Georgia Tech made its case by emphasizing the quality of its programs and their breadth, especially the university's emphasis on exploring the ways in which scientific exploration affects public policy, Mr. Peterson said.
That emphasis includes ties between the sciences and the university's schools of public policy and international affairs, Mr. Peterson said. "We have very specific areas that we work in," he said, "and that is really focused on the role and impact of science, technology and engineering on society."

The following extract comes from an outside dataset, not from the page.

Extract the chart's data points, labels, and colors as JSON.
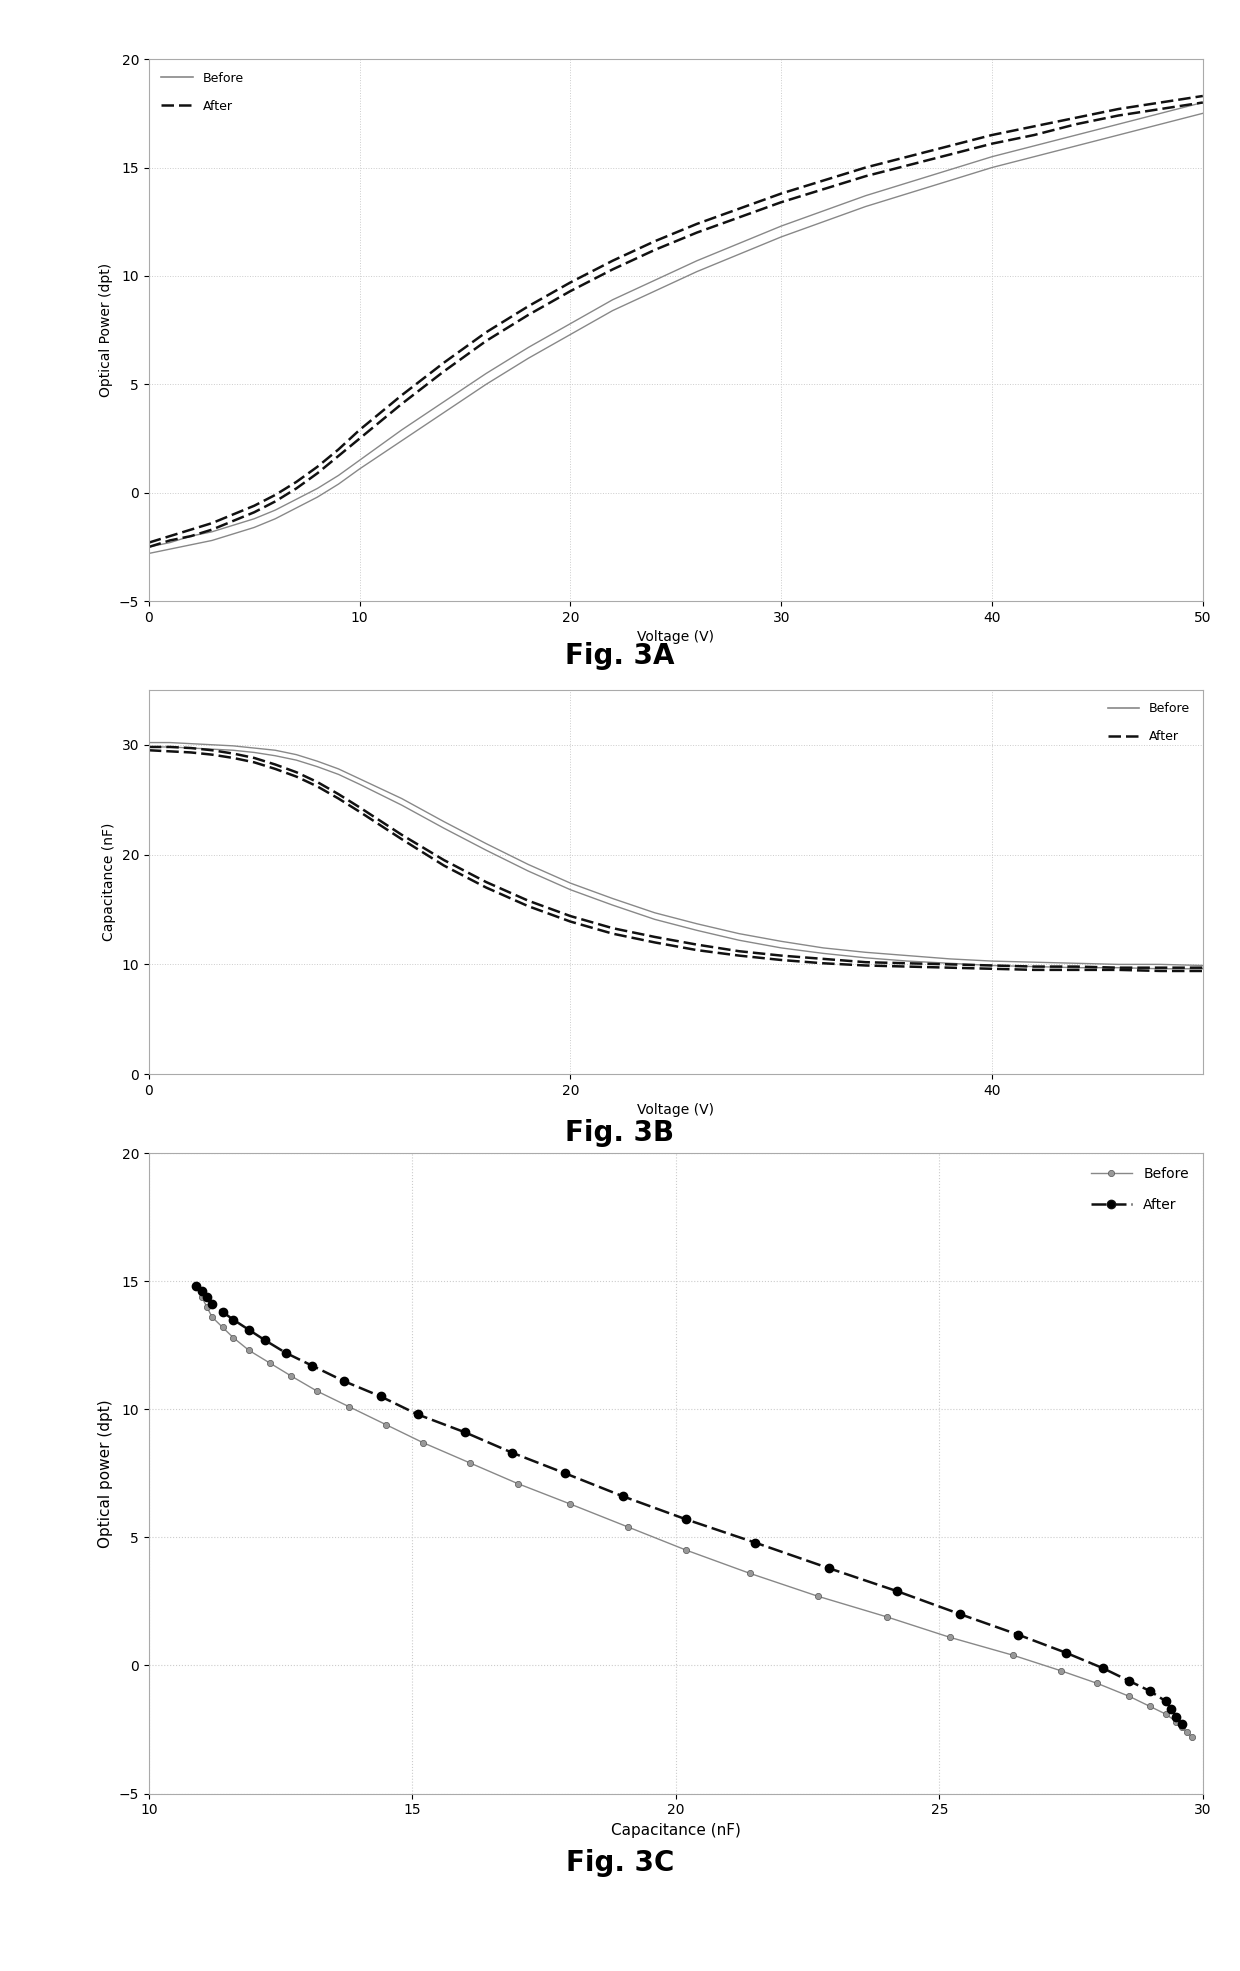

Mr. Peterson came to Georgia Tech last April, after serving three years as chancellor at the University of Colorado at Boulder, another AAU member. He said that he couldn't necessarily identify a specific benefit that the Boulder campus gained from AAU membership, though he cited possible examples as including intensive discussions among members about security options following the April 2007 shootings at Virginia Tech, as well as assessments of the economic stimulus measure approved last year by Congress.
Although the AAU doesn't accept applications, Georgia Tech made some lobbying efforts over the years, Mr. Peterson said. "I'd be a little disingenuous if I said that we just ignored this question, quite honestly, and didn't pay any attention to it," he said.
Mr. Berdahl said AAU members have "been watching Georgia Tech for some time," and had intended to wait for the National Research Council to issue a national review of graduate programs before making a final decision about any possible new candidates.
That review, however, has been delayed several times and is still not complete. Mr. Berdahl said that, for Georgia Tech, the AAU "concluded that we had gathered enough data that we didn't think that anything that might appear in the NRC would be contradictory to that and that we couldn't wait longer, and we should go forward."